AS A SEASON OF high expectations for the networks turns into a winter of discontent, the television critics head for the sunny southland of California to hear the excuses, to view the carnage and to appraise the plans for the grand renewal.
It has to be considered near crisis time here in the middle of the 1990-91 season. The network share of the audience continues to decline just as the bottom is falling out of the advertising market for all media.
The fall season, despite its highly touted risk-taking aura, failed to produce any new hit shows. CBS lost huge amounts largely due to the failure of its expensive deal with Major League Baseball to pay off this fall.
Meanwhile, Mideast coverage continues to drain large amounts of money from news budgets of all the networks. Belts are tightening and costs are being cut all over the broadcast landscape.
As with so many industries that get in trouble, broadcast television looks to Washington for a solution, trying to get relief from regulations that limit its production of programs and keep it out of the syndication business.
Should the rules be changed -- and we should know fairly soon -- more mega-mergers in entertainment are expected, with Disney a leading candidate for buying CBS while NBC might buy a movie studio, possibly Orion.
Cable faces its own regulatory challenges as it tries to keep the momentum of the '80s going into the '90s.
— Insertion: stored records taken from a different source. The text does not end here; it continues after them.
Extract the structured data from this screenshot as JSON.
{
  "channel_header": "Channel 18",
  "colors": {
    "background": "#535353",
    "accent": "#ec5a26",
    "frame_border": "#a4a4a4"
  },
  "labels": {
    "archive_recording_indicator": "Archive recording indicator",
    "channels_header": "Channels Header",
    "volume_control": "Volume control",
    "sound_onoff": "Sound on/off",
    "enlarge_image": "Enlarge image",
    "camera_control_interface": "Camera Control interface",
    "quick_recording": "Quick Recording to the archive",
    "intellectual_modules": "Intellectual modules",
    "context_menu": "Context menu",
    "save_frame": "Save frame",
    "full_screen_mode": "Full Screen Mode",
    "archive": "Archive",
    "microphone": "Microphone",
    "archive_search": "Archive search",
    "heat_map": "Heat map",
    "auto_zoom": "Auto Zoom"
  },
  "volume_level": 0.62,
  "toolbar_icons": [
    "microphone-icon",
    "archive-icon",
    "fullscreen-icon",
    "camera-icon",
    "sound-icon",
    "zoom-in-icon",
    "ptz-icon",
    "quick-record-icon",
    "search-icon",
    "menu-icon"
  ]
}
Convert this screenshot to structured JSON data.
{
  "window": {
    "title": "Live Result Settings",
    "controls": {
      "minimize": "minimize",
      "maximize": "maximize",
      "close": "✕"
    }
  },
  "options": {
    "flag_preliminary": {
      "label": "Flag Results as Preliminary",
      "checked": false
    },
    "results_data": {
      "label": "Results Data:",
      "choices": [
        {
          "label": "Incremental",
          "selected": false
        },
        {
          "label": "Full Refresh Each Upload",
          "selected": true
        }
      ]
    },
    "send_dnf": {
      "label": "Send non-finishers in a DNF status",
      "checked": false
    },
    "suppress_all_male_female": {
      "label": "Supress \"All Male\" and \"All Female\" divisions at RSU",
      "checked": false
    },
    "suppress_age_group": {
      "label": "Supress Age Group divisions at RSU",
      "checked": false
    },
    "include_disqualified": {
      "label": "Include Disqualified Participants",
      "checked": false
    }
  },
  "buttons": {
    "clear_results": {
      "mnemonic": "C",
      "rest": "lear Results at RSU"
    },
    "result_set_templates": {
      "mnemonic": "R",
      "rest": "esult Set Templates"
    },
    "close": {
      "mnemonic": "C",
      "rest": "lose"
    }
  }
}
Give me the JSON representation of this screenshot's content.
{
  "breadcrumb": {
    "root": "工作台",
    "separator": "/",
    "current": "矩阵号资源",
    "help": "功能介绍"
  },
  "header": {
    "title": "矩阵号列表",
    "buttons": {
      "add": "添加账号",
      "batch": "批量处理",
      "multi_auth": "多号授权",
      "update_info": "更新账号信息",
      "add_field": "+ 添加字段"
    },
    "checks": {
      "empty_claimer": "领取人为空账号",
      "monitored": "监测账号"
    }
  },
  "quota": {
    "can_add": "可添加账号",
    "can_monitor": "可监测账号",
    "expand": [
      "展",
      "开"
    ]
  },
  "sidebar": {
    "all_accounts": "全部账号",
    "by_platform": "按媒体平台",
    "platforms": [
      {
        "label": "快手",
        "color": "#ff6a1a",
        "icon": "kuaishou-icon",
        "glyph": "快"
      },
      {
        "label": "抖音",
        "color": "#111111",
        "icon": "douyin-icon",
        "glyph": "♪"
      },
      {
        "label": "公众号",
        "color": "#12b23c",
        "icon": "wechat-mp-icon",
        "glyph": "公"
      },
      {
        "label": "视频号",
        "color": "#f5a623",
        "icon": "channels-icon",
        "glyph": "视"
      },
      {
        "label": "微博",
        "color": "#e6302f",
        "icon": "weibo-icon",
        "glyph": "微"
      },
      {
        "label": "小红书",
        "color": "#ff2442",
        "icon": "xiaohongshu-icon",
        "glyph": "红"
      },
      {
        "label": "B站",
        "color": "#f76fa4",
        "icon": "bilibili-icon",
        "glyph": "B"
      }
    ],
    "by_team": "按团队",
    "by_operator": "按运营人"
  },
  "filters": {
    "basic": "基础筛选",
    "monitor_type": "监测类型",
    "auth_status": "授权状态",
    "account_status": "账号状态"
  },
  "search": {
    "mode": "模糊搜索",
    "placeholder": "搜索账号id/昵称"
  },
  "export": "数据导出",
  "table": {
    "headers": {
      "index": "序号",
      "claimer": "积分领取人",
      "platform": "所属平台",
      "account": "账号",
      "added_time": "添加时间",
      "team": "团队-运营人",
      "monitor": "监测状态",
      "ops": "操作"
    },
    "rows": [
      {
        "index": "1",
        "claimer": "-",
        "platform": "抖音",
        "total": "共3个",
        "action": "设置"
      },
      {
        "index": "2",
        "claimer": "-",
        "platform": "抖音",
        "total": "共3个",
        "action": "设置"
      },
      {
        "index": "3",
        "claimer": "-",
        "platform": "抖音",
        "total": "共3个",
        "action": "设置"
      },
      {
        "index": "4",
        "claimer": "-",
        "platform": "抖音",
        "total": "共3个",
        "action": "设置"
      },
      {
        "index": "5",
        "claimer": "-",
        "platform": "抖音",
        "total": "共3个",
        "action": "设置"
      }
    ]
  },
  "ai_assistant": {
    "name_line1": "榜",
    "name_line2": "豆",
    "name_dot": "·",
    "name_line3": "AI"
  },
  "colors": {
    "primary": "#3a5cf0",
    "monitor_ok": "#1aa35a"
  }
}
But cable increasingly appears to be a mature industry in need of shaking out some of its weaker elements as it begins to face up to the fact that you have to do more than put a wire in front of someone's house to get a new customer.
Fox hasn't folded its tent, but it, too, seems to have lost the up-and-coming image as "The Simpsons" suffers in the ratings from its move to Thursday and Fox no longer has a runaway hit that draws attention to its other products.
As for PBS, it's trying to put its house in order under the leadership of a single programmer, Jennifer Lawson, but public television continues to have its internecine struggles as it tries to capitalize on having the biggest hit of the year in "The Civil War."
The word is that it's been kind of cold in Los Angeles and, even if it warms up outside, the chilliness will probably stay in the air in the meetings between the press and the TV stars and executives over the next two weeks. That's because it appears the grades on this mid-season report card aren't going to be the type a school kid would be proud to show his parents.